Thande’s holo blinked up a new pane, and Admiral Kalabi’s face replaced the systems report Thande had been keeping an eye on. The captain had never been so glad to see the other woman in her life.
“Admiral, we’re very pleased you could make it.”
“Captain Thande,” said Kalabi. “What’s the situation?”
“Incursion, Admiral. The enemy ships in the atmosphere are attacking the planet; we don’t know exactly how, or even why. They have an allied fleet comprising Imperial and Viskr ships which are under their control. My COMOP is sending you the transponder idents now. We believe their support will be uncoordinated and tactically inept.”
Kalabi got straight to the point. “Who is leading the response?”
“The Dawn’s Early Light went down, Admiral.”

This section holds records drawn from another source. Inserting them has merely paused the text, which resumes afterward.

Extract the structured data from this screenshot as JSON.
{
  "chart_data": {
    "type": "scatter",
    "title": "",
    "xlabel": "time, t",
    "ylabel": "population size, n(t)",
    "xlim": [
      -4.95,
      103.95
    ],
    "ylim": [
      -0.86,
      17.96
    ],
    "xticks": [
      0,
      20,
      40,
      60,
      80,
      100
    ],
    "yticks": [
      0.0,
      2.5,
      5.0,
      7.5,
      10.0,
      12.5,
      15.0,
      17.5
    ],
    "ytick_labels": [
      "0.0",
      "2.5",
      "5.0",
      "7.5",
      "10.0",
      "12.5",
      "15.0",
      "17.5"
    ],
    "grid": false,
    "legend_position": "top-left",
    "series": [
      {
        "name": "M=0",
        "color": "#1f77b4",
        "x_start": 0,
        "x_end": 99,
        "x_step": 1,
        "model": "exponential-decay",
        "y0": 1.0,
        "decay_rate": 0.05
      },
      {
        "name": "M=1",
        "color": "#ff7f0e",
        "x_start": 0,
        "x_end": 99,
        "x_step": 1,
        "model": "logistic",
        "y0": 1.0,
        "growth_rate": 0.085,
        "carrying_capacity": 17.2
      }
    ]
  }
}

“I see. Then I am taking command of our forces for this fight.”
“Thank you, Ma’am. Our current objective is to try and take down the large unknown vessel closest to us. We’re hitting its primary engine mounts.”
“Stand by,” said Kalabi. She leaned to one side and exchanged quick words with her Tactical officer. “Pull back from your target, and engage the enemy reinforcements. We
’ll take care of this one.”
“Admiral?”
“We’re fitted with the prototype ‘rift’ weapon system. Now seems like an ideal opportunity to battle-test it.”
“Rift?”
Kalabi smiled. “It’ll make sense when you see it in action.”
“There is one more thing, Admiral,” said Thande.
“What is that?”
“When the enemy first arrived, there was a wave of mutinies aboard all our ships. I think the enemy somehow has control over some of our people. You might have the same experience.”
Kalabi’s eyebrows raised. “How will I be able to identify them?”
“You won’t,” said Thande. “Not until they start killing people and sabotaging the ship. Secure your vital systems now.”
• • •
The shuttle streaked through the atmosphere of Meccrace Prime, headed away from the vast dreadship which hung pendulously in the sky behind them. Occasionally, briefly, the hull vibrated sharply with the turbulent detonations of nearby anti-drop ordnance.
Caden stared at Bel-Ures, a storm brewing behind his face. The resentment burned in his chest, hot and acidic. A month, a Solar, a lifetime ago, he would have squashed it down and soldiered on. But now… now he let it rage inside him.
Her eyes met his, and he knew in that moment that she understood.
“This is not my fault,” she said.
“You and everyone else on Herros,” Caden said. “Somehow, you helped this happen. I know it.”
“You don’t know anything about it.”
“I know enough. I know you built weapons the enemy just had to have. Weapons that can kill a world, along with every man, woman and child on it.”
Bel-Ures smiled, as if someone had told a joke that had soared over the Shard’s head.
“Have you ever killed a child? With your own two hands?”
“Of course I haven’t,” he said.
“No, of course you haven’t. But you’ve still killed children, haven’t you? Because of the work you do. Now… do you think that I have ever killed a child, with my own two hands?”
Caden was unimpressed with the equivocation.
“You’re giving the Empire the means to infect entire planets. That’s very different to what I do. It raises much bigger ethical questions.”
“If you think it’s just the scale of it that’s the issue, maybe you shouldn’t be trying to lecture me on ethics.”